If Risk Analytics requires an extra challenge, a multi-factor authentication flow has to be designed to continue along the Step Up outcome path.

See node reference (OCA) and node reference (IAA).

This node can be used for Intelligent Adaptive Authentication and OneSpan Cloud Authentication (OCA) use cases.

It invokes the Transaction Service API (/users/{userID@domain}/transactions/validate), which validates monetary transaction requests against the Authentication service and returns the result.

For Intelligent Adaptive Authentication use cases, it further validates the request against the Risk Analytics system. If Risk Analytics requires an extra challenge, a multi-factor authentication flow needs to be designed to continue along the Step Up outcome path.

See node reference (OCA) and node reference (IAA).

This node reads the visual code message from the sharedState object and renders it as a visual code. The end users can scan the image with a mobile app integrated with the Mobile Security Suite SDKs or authenticators with Cronto image support.

The node can be part of a page node or be leveraged independently of the UI flow.

See node reference (OCA) and node reference (IAA).

This node invokes the Risk Analytics Transaction Insertion API (/users/{userID@domain}/transactions/validate), which validates monetary transaction requests against the Risk Analytics system without sending the adaptive authentication request.

This node uses the Client Device Data Collector (CDDC) library to collect the end user’s device fingerprint and browser data. It stores the data in the sharedState object. This information is used later by Risk Analytics to assess the risk of the web session context.

See node reference (OCA) and node reference (IAA).

For demo purposes only. You should not use this node in production environments, but replace it with your own node implementation to obtain the specific attributes in your environment.

This node is used to collect some attributes required for demo transaction workflows.

For demo purposes only. You should not use this node in production environments, but replace it with your own node implementation to handle the errors in your specific environment.

This node parses the OneSpan Trusted Identity platform (TID) API response when an error is received and allows it to be easily displayed in the workflow.

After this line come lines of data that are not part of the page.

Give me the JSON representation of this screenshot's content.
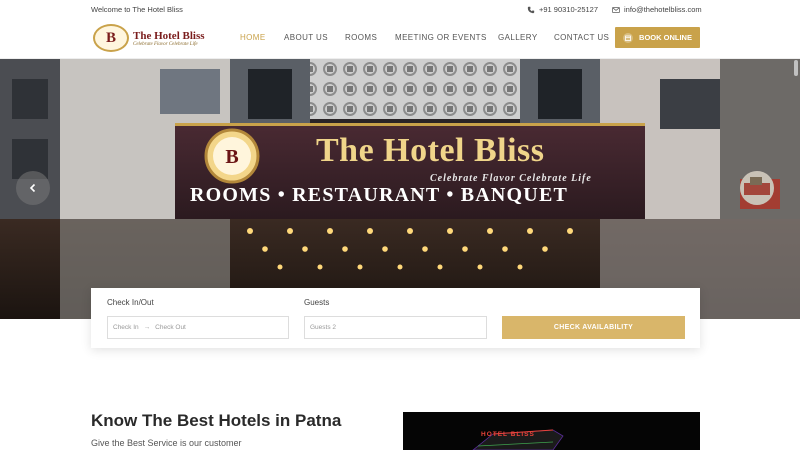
{
  "topbar": {
    "welcome": "Welcome to The Hotel Bliss",
    "phone": "+91 90310-25127",
    "email": "info@thehotelbliss.com",
    "phone_icon": "phone-icon",
    "email_icon": "envelope-icon"
  },
  "logo": {
    "letter": "B",
    "name": "The Hotel Bliss",
    "tagline": "Celebrate Flavor Celebrate Life"
  },
  "nav": {
    "items": [
      {
        "label": "HOME",
        "active": true
      },
      {
        "label": "ABOUT US",
        "active": false
      },
      {
        "label": "ROOMS",
        "active": false
      },
      {
        "label": "MEETING OR EVENTS",
        "active": false
      },
      {
        "label": "GALLERY",
        "active": false
      },
      {
        "label": "CONTACT US",
        "active": false
      }
    ],
    "book_label": "BOOK ONLINE"
  },
  "hero": {
    "sign_title": "The Hotel Bliss",
    "sign_tagline": "Celebrate Flavor Celebrate Life",
    "sign_subtitle": "ROOMS • RESTAURANT • BANQUET",
    "prev_icon": "chevron-left-icon",
    "next_icon": "thumbnail-next"
  },
  "booking": {
    "checkin_label": "Check In/Out",
    "checkin_placeholder": "Check In",
    "checkout_placeholder": "Check Out",
    "guests_label": "Guests",
    "guests_placeholder": "Guests 2",
    "button_label": "CHECK AVAILABILITY"
  },
  "about": {
    "title": "Know The Best Hotels in Patna",
    "subtitle": "Give the Best Service is our customer",
    "image_text": "HOTEL BLISS"
  },
  "colors": {
    "accent": "#c9a24a",
    "accent_light": "#d9b66a",
    "brand": "#7a1c1c"
  }
}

For demo purposes only. You should not use this node in production environments, but replace it with your own node implementation.

This node stores the data that is retrieved after a step-up event (login, transaction or event validation) has been identified. The command string is a very large string returned by the OneSpan Trusted Identity platform (TID) event validation API. This string must be sent to the client authentication device.

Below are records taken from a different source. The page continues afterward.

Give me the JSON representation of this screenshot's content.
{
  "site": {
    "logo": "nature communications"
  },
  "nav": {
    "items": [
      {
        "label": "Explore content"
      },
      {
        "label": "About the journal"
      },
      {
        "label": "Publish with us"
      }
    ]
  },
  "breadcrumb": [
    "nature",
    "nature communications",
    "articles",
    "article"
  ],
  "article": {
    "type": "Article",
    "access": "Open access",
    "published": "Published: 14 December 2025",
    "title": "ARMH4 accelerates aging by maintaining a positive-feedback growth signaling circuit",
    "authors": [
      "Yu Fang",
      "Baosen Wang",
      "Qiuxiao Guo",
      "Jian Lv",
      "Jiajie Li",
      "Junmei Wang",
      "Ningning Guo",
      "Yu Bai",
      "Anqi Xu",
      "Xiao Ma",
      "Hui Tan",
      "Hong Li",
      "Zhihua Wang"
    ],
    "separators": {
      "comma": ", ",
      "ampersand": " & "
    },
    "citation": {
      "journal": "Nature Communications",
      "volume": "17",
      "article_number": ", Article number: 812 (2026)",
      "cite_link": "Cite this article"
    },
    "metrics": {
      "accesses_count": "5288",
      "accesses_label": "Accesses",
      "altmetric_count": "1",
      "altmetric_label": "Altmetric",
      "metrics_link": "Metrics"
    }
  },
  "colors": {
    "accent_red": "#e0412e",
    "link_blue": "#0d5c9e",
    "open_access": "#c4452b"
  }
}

In the workflows defined in this demo, the string is stored in a database (specified in this node) and referenced by the session or request ID. The session or request ID is then passed to the next node, which should be the OneSpan Auth Visual Code node in this case. The mobile app is designed to send a request to the database added here by default to look up the command string in the data of the Cronto image.

For demo purposes only. You should not use this node in production environments, but replace it with your own node implementation.

When creating a OneSpan TID Transaction Event, the details of the transaction need to be collected. This node generates a form to collect specific values that are used by the OneSpan Risk Analytics Send Transaction node.